Намылся, разомлел Бизин. Почесывая грудь, в чистой рубахе и портках, жмурился на ярком, пригревающем не по-осеннему солнышке, присев на выскобленную дожелта приступку крыльца.
Анна, гремя посудою, устраивала в светлых сенцах закуску, глухой Мишка колдовал над начищенным пузатым самоваром, пыхающим дымком. Из горницы в сени вывалился Цупко, водрузил посредь стола бутылку хлебной водки с головкой красного сургуча.
— Ляксей Андреич, заходь сюда, хорош нежиться! — прогудел, высунув лохматую башку в дверь. — Пожалте, ваше благородие, к столу, опрокинем по лафитничку за возвращеньице!
Бизин нехотя поднялся, ощущая себя совсем по-стариковски, кряхтя, зашаркал в сенцы. Мимо, обдав его свежим запахом молока и хлеба, шагнула Анна, с крыльца закричала на гонявшихся с визгом по двору за курами Кешку и Вальку:
— Чо затеяли, негодники! Чур на вас!
В дверях появился Мишка, неся на вытянутых руках фырчащий самовар. Поставил у стенки на табуретку, вопрошающе глянул на Филиппа. Тот кивнул парню, делая пригласительный жест к столу. Мишка заулыбался, обнажив изрядно попорченные зубы, загремел табуреткой, усаживаясь.

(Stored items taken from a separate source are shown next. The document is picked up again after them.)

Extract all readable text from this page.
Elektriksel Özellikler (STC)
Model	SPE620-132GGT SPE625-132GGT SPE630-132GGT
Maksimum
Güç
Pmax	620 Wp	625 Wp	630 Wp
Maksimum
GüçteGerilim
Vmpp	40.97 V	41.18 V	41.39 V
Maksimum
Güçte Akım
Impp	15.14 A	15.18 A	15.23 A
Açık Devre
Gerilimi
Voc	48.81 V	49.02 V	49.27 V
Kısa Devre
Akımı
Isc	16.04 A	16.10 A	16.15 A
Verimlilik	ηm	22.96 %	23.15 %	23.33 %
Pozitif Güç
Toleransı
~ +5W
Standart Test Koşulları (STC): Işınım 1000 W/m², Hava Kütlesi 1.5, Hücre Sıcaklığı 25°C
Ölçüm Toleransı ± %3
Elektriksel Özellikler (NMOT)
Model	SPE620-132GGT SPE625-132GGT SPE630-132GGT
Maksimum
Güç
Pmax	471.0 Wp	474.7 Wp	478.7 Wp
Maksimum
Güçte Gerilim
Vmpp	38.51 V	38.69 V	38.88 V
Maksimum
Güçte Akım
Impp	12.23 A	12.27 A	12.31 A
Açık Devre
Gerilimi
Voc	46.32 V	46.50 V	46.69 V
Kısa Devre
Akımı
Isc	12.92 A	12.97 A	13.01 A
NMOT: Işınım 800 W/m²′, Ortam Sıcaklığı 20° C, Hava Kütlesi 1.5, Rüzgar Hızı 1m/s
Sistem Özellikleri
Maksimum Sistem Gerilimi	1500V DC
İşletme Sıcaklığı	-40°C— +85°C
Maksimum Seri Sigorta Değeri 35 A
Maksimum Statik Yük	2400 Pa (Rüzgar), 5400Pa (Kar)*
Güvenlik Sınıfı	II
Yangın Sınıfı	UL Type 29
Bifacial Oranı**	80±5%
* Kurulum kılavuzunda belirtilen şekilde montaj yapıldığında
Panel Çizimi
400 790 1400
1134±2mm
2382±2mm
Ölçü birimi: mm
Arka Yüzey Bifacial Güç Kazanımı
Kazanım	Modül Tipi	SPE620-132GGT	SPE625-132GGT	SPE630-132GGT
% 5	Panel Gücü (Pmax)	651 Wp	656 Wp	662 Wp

Катерину видно не было, в бане убиралась.
— Нюра, чево ты там? Давай, заждалися! — позвал Цупко, сворачивая в кулаке сургуч с бутылочного горлышка. Ловко выбил пробку и наклонил бутылку над стопками. Анна села напротив Мишки, по правую руку от Филиппа.
— Но… Со свиданьицем! — Поднял он граненую рюмку, больше смахивающую на стакан, но все равно потерявшуюся в его лапе. — Эх-ма, душа, отступись!
Ткнул рюмкой в рюмку, отчего у Алексея Андреевича немного сплеснулось на столешницу, хекнул и, задрав голову со спутанной седой и неопрятной бородою, вылил водку в черный распяленный рот.
— Ух-ха, пошла, родимая! Чо задержался-то, Андреич! Силески — богу бурятскому, самбайну, язви его!
Бизин выпил. Водка огненно разлилась в груди, запекло в горле. Поперхнувшись, потянулся за малосольным огурчиком с желтеющей спинкой, захрустел, выдыхая сивушный смрад.
— Энто, Андреич, первая колом, — усмехаясь, снова наполнил рюмки Филипп, — зато втора точно соколом проскочит! Давай! Пока живы — не помрем, выпьем — и еще нальем!
Больше чокаться не стал, сразу потащил рюмку ко рту. Но выпить не успел, вздрогнул, как и все за столом, от взрыва остервенелого собачьего лая.
— Тьфу ты, аспиды чертовы! — Поднялся, вышел на крыльцо. И тут же выругался:
— Мать твою за ногу! Принесла нелегкая, кость им в горло!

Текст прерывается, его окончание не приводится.